NAR Policy Forum

© Oscar & Associates

From left: Christopher Coes, vice president of land use and development at Smart Growth America; Julia Gordon, president of the National Community Stabilization Trust; Stockton Williams, executive director of the National Council of State Housing Finance Agencies; and Buzz Roberts, president and CEO of the National Association of Affordable Housing Lenders, discuss affordable housing measures that are being considered in Congress.

Experts: Lack of Tax Incentives Hurting Homeownership

Changes to the tax code eliminated many financial advantages for homeowners. Policy analysts say new tax measures to boost affordable housing are necessary to keep homeownership attractive.

February 7, 2020

The Tax Cuts and Jobs Act, which weakened longstanding homeownership tax breaks, has had the effect of sidelining many would-be buyers and dampening home sales, housing policy experts said at the National Association of REALTORS®’ Policy Forum in Washington, D.C., on Thursday.

Stricter limits on the mortgage interest and state and local tax deductions have rendered tens of millions of households unable to qualify for the benefits that a majority of homeowners used to enjoy. As home prices continue to rise, prospective buyers are starving for more financial incentives to purchase, said David Bank, senior vice president of Rosen Consulting Group. A viable way to fill the void, he said, is to create more tax breaks for builders who construct affordable housing and, thus, provide more options for vulnerable first-time buyers, including minorities and young adults.

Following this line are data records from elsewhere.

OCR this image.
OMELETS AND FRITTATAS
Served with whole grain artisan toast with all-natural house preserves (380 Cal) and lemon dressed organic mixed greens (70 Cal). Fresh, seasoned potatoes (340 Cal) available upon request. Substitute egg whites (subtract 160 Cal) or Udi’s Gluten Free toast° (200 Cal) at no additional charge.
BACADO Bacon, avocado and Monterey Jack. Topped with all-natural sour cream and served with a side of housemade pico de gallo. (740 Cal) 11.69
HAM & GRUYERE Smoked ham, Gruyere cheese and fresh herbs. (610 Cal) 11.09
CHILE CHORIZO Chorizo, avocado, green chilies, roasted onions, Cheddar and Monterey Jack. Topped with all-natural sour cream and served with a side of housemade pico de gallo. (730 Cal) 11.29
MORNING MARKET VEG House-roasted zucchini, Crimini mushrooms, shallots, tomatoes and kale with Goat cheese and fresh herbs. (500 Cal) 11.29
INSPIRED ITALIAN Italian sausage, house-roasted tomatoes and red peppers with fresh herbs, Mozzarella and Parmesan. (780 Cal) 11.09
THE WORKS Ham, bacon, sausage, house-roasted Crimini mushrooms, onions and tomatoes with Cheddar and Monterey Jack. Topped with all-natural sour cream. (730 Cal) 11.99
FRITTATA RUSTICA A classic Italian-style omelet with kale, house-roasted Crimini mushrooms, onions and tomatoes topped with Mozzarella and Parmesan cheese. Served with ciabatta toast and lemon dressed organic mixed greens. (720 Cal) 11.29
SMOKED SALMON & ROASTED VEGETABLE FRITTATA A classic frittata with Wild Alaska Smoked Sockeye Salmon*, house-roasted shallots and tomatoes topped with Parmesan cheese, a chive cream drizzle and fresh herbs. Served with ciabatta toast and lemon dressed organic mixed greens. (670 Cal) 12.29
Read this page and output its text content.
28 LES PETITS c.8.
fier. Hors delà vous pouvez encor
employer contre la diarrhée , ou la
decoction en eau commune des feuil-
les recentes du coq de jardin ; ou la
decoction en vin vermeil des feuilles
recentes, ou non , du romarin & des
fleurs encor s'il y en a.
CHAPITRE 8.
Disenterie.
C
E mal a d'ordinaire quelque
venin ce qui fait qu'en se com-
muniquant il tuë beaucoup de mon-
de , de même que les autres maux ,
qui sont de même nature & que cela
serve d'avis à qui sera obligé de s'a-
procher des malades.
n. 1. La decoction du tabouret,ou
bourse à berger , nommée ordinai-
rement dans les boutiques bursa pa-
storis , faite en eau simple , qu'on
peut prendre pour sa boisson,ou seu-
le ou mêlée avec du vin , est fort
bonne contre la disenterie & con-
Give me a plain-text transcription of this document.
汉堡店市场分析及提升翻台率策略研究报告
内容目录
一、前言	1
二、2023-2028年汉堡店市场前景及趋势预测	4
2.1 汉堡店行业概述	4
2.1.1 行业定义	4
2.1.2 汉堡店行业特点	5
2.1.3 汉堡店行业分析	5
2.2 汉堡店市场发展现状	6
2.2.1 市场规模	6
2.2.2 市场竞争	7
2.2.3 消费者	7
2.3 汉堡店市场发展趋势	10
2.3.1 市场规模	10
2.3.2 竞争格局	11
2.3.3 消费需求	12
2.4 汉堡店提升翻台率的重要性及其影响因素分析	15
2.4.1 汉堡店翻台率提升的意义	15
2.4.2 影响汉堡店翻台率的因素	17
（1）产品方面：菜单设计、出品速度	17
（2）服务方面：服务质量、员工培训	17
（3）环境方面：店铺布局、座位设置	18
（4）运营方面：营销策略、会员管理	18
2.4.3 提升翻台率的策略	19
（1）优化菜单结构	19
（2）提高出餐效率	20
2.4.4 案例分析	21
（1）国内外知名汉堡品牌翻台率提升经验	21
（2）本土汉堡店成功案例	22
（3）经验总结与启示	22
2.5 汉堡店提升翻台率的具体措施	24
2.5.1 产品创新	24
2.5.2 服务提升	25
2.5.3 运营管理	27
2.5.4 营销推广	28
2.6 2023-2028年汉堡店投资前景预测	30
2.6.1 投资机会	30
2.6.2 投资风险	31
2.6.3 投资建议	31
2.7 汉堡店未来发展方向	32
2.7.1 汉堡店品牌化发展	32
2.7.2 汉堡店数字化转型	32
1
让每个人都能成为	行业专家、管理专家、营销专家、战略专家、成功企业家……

The need for these incentives is acute: Residential investment, which historically has accounted for 5% of U.S. GDP growth annually, made up only 3% last year, Bank said. That’s a loss of $18 billion. A tax code that no longer favors homeownership as heavily is at least partially responsible, said Bank, noting that 28 million fewer tax filers itemized their deductions in 2018. “That’s a very large group of people who aren’t getting that incentive,” he said. 

Although it’s unlikely that a divided Congress  will restore or advance new tax incentives in the near future, the one issue that has clear bipartisan support on Capitol Hill is affordable housing, said Stockton Williams, executive director of the National Council of State Housing Finance Agencies. There’s a good chance that the Affordable Housing Credit Improvement Act, a measure that would provide more tax credits to developers of affordable housing units, will pass both chambers of Congress this year, he said. Already, 200 House members and 38 senators have signed on to support the bill. “The main thing this bill does is provide more housing credit; it’s designed to meet state- and community-level housing needs,” Williams said. “This bill would provide states more housing credits to get more affordable housing built and preserved.”

Julia Gordon, president of the National Community Stabilization Trust, said another bright spot in affordable housing legislation is the Neighborhood Homes Investment Act, which would offer tax incentives for home building and rehabilitation in impoverished areas. The bill, which is gaining steam in the House, would “cover close to a quarter of neighborhoods in the urban cores and maybe a little more in rural areas,” Gordon said. “We need to make sure that this is not a tool for displacement but a tool to raise the living standards for everybody.” She expects the Senate to take up the bill in the next week.

Opportunity zones also are proving to be an effective way to expand affordable housing. About 115 opportunity zone funds totaling $9 billion have been designated nationwide for affordable housing projects, said Christopher Coes, vice president of land use and development at Smart Growth America. “Affordable housing is by far the number one product that people want to invest in,” Coes said. “We’re beginning to find a number of local communities who are adopting direct opportunity zone incentives.”

He suggested that investors who want to take advantage of opportunity zones should forge partnerships with diverse community stakeholders, such as nonprofits and hospitals, “who have capital and see affordable housing as a boon to the neighborhood. Now is the time for us to have a radical reimagining of how we produce affordable housing.”

The panelists agreed as affordable options increase, real estate professionals will play an important role in educating buyers about the financial requirements of homeownership. For many would-be buyers, it's not the price of the home but the size of the down payment that holds them back from purchasing. Gordon reminded agents and brokers that many people falsely believe they need a 20% down payment to qualify for a mortgage. “If we can solve that problem or create a policy that addresses that, we can get a lot more homeowners into homes in the places that they want to live,” she said.

As affordable housing solutions work their way through the federal and state legislatures, one thing's clear: REALTORS® will be invaluable partners in shaping the policies and promoting them to the public. “Everybody knows that when NAR’s members get organized and focused on a policy issue, things in Washington happen,” Williams said.